Lessons from mutual funds
While there may be a need to look at established international real estate regulatory bodies such as those in the UK and Dubai, the domestic mutual funds industry, too, can provide some valuable lessons. The Securities and Exchange Board of India (Sebi) has been running a regulatory model for the past 20 years to govern the mutual funds industry. The objectives of the Sebi Act, passed in 1992, were to protect the interest of investors in securities and to promote the development of and to regulate the securities market.
In 1993, Sebi introduced the Securities and Exchange Board of India (Mutual Funds) Regulations, which paved the way for the entry of private sector companies into the industry.

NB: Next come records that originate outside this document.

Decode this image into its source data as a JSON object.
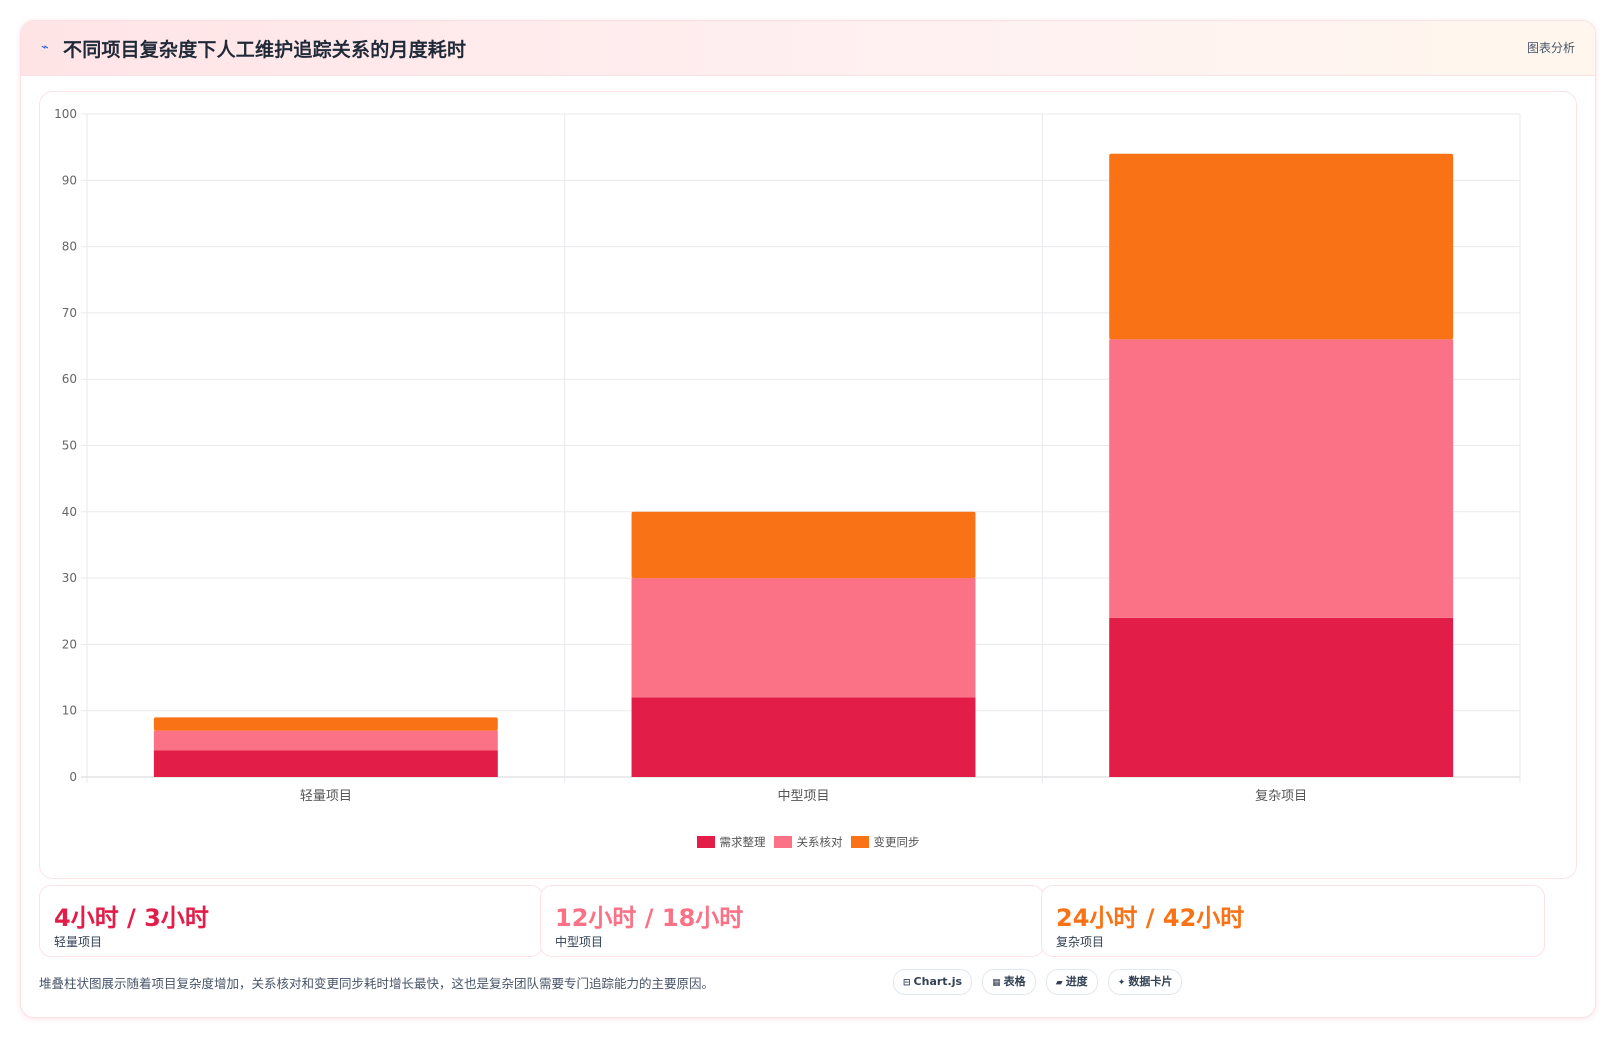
{
  "header": {
    "icon": "chart-line-icon",
    "title": "不同项目复杂度下人工维护追踪关系的月度耗时",
    "tag": "图表分析"
  },
  "chart_data": {
    "type": "bar",
    "stacked": true,
    "categories": [
      "轻量项目",
      "中型项目",
      "复杂项目"
    ],
    "series": [
      {
        "name": "需求整理",
        "values": [
          4,
          12,
          24
        ],
        "color": "#e11d48"
      },
      {
        "name": "关系核对",
        "values": [
          3,
          18,
          42
        ],
        "color": "#fb7185"
      },
      {
        "name": "变更同步",
        "values": [
          2,
          10,
          28
        ],
        "color": "#f97316"
      }
    ],
    "ylim": [
      0,
      100
    ],
    "yticks": [
      0,
      10,
      20,
      30,
      40,
      50,
      60,
      70,
      80,
      90,
      100
    ],
    "grid": true,
    "legend": "bottom",
    "title": "",
    "xlabel": "",
    "ylabel": ""
  },
  "stats": [
    {
      "value": "4小时 / 3小时",
      "label": "轻量项目",
      "color": "#e11d48"
    },
    {
      "value": "12小时 / 18小时",
      "label": "中型项目",
      "color": "#fb7185"
    },
    {
      "value": "24小时 / 42小时",
      "label": "复杂项目",
      "color": "#f97316"
    }
  ],
  "footnote": "堆叠柱状图展示随着项目复杂度增加，关系核对和变更同步耗时增长最快，这也是复杂团队需要专门追踪能力的主要原因。",
  "chips": [
    {
      "icon": "code-icon",
      "glyph": "⊟",
      "label": "Chart.js"
    },
    {
      "icon": "table-icon",
      "glyph": "▦",
      "label": "表格"
    },
    {
      "icon": "progress-icon",
      "glyph": "▰",
      "label": "进度"
    },
    {
      "icon": "sparkle-icon",
      "glyph": "✦",
      "label": "数据卡片"
    }
  ]
}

One of the key milestones in this journey has been the establishment of the Association of Mutual Funds of India (Amfi) as a self-regulating organization for asset management companies, in 1995. Other achievements include registration by assigning unique identifiers (Amfi registration number or ARN), uniform certification of intermediaries by the National Institute of Securities Markets, establishing a code of conduct and appropriate fee models for distributors and, more recently, introduction of the Sebi (Investment Advisors) Regulations, 2013.
Rera moving forward
The real estate regulator, too, should consider appointing a credible self-regulating organization for developers. The role of this organization would be to define and maintain high professional and ethical standards in all areas of operations and to establish a code of conduct for its members and intermediaries. Real estate intermediaries may also be required to obtain a certification from the regulator to ensure a minimum standard of professional conduct. This would ensure that only professional individuals and institutions advise on real estate.
According to the bill, Rera has a provision to fast-track dispute resolutions through adjudicating officers (the district judge) and through creation of a Real Estate Appellate Tribunal to hear appeals from the Authority and the adjudicating officer. However, there should be a provision to handle minor grievances on similar lines of the Sebi Complaints Redress System (SCORES). Investors can lodge complaints online with Sebi through SCORES and subsequently view its status. A customer-friendly grievance handling system can address the lack of trust prevalent among real estate buyers.
The investment industry has taken 20 years to arrive at its current level of regulation and professionalism. The real estate sector can fast forward the process by taking a leaf from existing models, both inside and outside the country, to increase its transparency and professional standards.